With under four weeks to go till the June 22 primary, the top Democratic mayoral candidates are receiving another round of public matching funds from the Campaign Finance Board, giving several of them the boost they need in the crucial period ahead. Particularly, the payout will help four candidates better compete with several of their competitors who had already banked larger sums, some of whom have been running for mayor for much longer.

Campaigns have little time left to get their message out to primary voters – early voting begins on June 12, absentee balloting has already begun – and will need what resources they have for television and digital ad buys and get out the vote efforts. 

The city’s public matching funds program incentivizes candidates to rely on small-dollar contributions from city residents, matching them at a higher rate, to discourage the influence of big money in elections. The program, which is voluntary, currently has two systems that the candidates could choose from: the new system, which matches the first $250 of every qualifying contribution at an 8-to-1 ratio and has a $2,000 individual contribution limit; and the old system, which matches the first $175 of every qualifying contribution at a 6-to-1 ratio and comes with a $5,100 contribution limit.

Almost all the Democratic mayoral candidates in the top tier opted into the new program and have benefitted from millions in public funds. They include Brooklyn Borough President Eric Adams, Comptroller Scott Stringer, former counsel to the mayor Maya Wiley, former sanitation commissioner Kathryn Garcia, former nonprofit executive Dianne Morales, and entrepreneur Andrew Yang. The only candidate that chose the old system is former federal housing secretary Shaun Donovan. The eighth candidate considered in the primary’s top tier, former Citigroup executive Ray McGuire, opted out altogether and is relying on his ties to wealthy donors from Wall Street and beyond.

The latest public funds payments were based on the candidates’ campaign finance filings that were submitted last week, reflecting the fundraising and spending period from March 13 to May 17. As of Thursday, the CFB has paid out more than $32.3 million in total to the seven participating Democratic mayoral candidates. The CFB will make one final public funds payment ahead of the primary on June 17, based on the next campaign finance filing due on June 11. 

Both Adams and Stringer have raised enough funds to nearly reach the maximum public funds payout of $6.5 million under the new system. 

Stringer received about $825,000 on Thursday after already having raised $3.7 million in private funds and having received $5.3 million in public funds, for a total fundraising of about $9.8 million. He has about $4.4 million in cash on hand. 

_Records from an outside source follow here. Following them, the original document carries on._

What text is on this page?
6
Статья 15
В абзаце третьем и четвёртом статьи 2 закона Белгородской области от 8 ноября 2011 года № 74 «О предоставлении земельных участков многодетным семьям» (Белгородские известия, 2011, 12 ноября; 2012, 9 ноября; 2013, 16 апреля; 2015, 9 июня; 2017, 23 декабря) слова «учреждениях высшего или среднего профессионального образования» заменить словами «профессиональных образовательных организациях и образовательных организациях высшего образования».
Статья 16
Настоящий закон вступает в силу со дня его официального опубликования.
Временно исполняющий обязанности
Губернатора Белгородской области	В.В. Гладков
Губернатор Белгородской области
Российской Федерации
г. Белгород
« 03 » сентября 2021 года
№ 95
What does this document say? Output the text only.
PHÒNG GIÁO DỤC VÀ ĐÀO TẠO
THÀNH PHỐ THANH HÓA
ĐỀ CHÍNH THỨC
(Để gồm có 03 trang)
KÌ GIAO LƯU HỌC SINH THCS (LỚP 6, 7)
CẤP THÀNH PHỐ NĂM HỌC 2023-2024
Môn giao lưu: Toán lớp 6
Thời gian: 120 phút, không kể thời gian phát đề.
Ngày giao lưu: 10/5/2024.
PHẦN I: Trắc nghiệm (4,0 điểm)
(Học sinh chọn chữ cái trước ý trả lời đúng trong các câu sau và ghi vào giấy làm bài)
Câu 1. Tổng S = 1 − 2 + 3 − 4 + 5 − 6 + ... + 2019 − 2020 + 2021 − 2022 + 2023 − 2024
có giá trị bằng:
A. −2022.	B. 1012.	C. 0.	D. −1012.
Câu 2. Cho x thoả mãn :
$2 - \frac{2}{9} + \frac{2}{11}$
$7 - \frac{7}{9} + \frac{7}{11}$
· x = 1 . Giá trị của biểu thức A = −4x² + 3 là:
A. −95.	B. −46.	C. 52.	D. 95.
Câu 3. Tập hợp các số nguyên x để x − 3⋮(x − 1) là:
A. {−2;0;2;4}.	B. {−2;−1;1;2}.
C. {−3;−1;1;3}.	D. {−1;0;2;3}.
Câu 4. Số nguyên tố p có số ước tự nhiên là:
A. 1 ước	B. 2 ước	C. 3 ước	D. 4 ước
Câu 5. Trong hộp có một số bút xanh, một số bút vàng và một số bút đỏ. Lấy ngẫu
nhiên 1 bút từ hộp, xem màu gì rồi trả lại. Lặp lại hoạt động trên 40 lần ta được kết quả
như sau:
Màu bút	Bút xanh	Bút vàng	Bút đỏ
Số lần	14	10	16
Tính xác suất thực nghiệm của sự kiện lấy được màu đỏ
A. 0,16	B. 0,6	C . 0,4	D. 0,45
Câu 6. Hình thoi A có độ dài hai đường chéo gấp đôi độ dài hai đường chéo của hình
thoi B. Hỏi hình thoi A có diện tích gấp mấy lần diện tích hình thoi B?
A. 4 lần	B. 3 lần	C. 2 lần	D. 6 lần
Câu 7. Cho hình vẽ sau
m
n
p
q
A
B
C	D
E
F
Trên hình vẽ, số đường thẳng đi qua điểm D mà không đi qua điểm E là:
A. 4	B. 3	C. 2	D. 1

Adams got about $619,000 in the latest payment, building on $4.2 million in private funds and $5.5 million in public funds already. His total fundraising comes to nearly $10.4 million. He has about $5.9 million in cash on hand. 

Yang, the latest candidate to enter the race but the one with the widest donor network built off of his presidential run, received about $2.16 million in this latest payment, the most of all the candidates this round. His total fundraising amounts to $9.46 million, including $3.5 million in private donations and $3.8 million in previous public funds payments. He now has about $4.76 million cash on hand.

Morales received $1.4 million in her public funds payment. She had previously raised $844,000 in private funds and received $2.24 million in public funds, for a total of $4.5 million in funds raised. She has about $3.8 million in cash on hand.

Garcia has picked up momentum in recent weeks after being endorsed by the editorial boards of the New York Times and New York Daily News and it reflects in her fundraising as well. On Thursday, she received $2.05 million in public funds. She had already raised $1.25 million previously and had received more than $2.26 million in public funds, which now brings her total haul to $5.55 million. She has about $3.55 million in cash on hand. 

Wiley received an additional $1.4 million in public funds, adding to her previous $1.57 million in private funds and $2.9 million in public funds, for a total fundraising of $5.8 million. She has about $2.4 million left for the closing stretch.  

Donovan got about $316,000 in public funds. He has raised $2.7 million in private donations and previously received a public funds payment of $1.5 million, bringing his total fundraising to about $4.5 million. He has about $2.2 million left.

McGuire has raised a total of $11.7 million for his campaign as of the most recent filing. A non-participant in the public matching system, McGuire has not received any public money, and has $3.4 million in cash on hand as of the filing, almost all of which is from money he recently either gave or loaned his campaign.